Времени, чтобы подготовить ее, у меня не было, так что я не стал даже пытаться.
— Завтра придешь? — спросил я.
Она отодвинулась от меня и засмеялась.
— Потому что сейчас уже времени нет, да? — уточнила она достаточно жестко. Но выглядела при этом как розовый бутон.
Я схватил ее и притянул к себе:
— Послушай, Шэй. Есть вещи, о которых я тебе не говорил. Не те, о которых я знаю, нет, это то, о чем я догадался, до чего сам додумался.
— Тетки боишься, да? — шепотом спросила она. — Не стоит, Мэрилин — нормальная баба.
— Правда? Она меня пугает немного.

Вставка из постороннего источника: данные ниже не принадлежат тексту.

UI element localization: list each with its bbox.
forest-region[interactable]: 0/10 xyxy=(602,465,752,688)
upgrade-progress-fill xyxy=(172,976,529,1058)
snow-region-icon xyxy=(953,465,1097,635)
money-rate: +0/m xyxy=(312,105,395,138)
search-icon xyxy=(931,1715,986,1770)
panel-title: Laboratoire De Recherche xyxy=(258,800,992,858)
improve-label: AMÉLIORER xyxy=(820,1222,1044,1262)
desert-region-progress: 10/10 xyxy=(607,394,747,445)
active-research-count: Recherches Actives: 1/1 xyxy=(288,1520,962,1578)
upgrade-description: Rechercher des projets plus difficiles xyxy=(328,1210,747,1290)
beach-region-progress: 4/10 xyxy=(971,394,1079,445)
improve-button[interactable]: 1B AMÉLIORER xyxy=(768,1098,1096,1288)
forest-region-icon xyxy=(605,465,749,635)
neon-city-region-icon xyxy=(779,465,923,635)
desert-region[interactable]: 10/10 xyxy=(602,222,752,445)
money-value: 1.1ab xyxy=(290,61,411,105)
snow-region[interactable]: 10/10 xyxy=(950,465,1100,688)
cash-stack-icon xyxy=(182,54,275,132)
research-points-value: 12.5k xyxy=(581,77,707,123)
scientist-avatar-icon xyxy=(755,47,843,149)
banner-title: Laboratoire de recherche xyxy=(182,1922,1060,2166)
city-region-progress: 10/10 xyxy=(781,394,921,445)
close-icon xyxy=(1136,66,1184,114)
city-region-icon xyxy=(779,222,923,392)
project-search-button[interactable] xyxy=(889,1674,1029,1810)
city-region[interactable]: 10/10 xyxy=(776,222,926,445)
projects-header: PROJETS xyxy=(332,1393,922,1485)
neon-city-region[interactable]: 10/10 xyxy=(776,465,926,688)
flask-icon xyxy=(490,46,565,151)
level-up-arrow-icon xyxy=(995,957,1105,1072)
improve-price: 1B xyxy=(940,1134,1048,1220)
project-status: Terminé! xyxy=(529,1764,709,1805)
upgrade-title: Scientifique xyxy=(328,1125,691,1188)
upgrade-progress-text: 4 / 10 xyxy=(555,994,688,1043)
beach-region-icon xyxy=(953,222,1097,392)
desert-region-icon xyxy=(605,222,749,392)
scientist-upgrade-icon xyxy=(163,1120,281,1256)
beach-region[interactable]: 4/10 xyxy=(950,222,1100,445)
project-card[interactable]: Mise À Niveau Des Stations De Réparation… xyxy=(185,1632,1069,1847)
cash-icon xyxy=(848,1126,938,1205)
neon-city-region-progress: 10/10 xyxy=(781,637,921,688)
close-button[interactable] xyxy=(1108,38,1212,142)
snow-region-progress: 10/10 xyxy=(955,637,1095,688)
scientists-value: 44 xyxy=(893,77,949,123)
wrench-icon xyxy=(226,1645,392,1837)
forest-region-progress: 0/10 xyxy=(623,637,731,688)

Да и я ей не особенно понравился, так ведь?
Она фыркнула:
— Дело не в том, как тебя на самом деле зовут, а в том, что ты собой представляешь. Здоровенный волосатый мужик — угроза моей добродетели.
— Ну, в этом смысле она совершенно права. — Я поцеловал ее в кончик носа. — Обещай, что придешь.
Шэй выпрямилась и одернула одежду.
— Обещаю.
— Что бы ни случилось?
— А что может случиться? — Она прыснула. — Не подгоняй фортуну, Суини. — Отворила дверь и выглянула наружу. — Горизонт чист, — шепотом сообщила она, потом оглянулась на меня через плечо: — Тебе не нравится, что она знает, кто ты такой, так, что ли, Гил? Не понравилось, что она назвала тебя Суини. — С этими словами Шэй рванула прочь.
Я долго сидел в темноте, перебирая в уме все, что сегодня произошло. Думал про дом тетки Мэрилин, сад. В тот момент, когда я стоял в воде и смотрел на это, в голове что-то щелкнуло, но, как обычно, я никак не мог прийти к правильному заключению. Видимо, потому, что я уже привык отключать сознание от того фрагмента своего прошлого, что грозил вот-вот вырваться наружу. Теперь же я заставил себя открыть все двери и впустить всех призраков. Одиночное заключение в этом сыром коттедже подходило для этого лучше всего. Я улегся на кровать и выбросил из головы все лишнее — особенно Шэй, — после чего открыл шлюзы для воспоминаний.
Пару часов спустя я снова встал. Было темно, и я никак не мог унять дрожь. Дело было не во внешнем холоде, казалось, у меня все заледенело внутри, а не только снаружи. Остальное меня как бы не касалось. Одевшись потеплее, я выбрался наружу, в ночь. На этот раз пошел по широкой дороге к старому слипу. Это был долгий путь, в обход, но я считал, что мне надо двигаться именно так. И шел как на автопилоте.
Сначала ночь казалась непроницаемо темной. Но когда я прошел около мили, облака разошлись, и показалась бледная половинка луны. Живые изгороди под ветром шуршали и скрипели просто оглушающе. И угрожающе. Чем ближе я подходил к старому слипу, тем больше мне казалось, что я иду по своим старым следам. Правда, никак не мог точно вспомнить, что ходил когда-то по этим узким тропинкам. Может, приезжал на машине, но никогда — ночью. К тому же я был сейчас полумертвый от страха.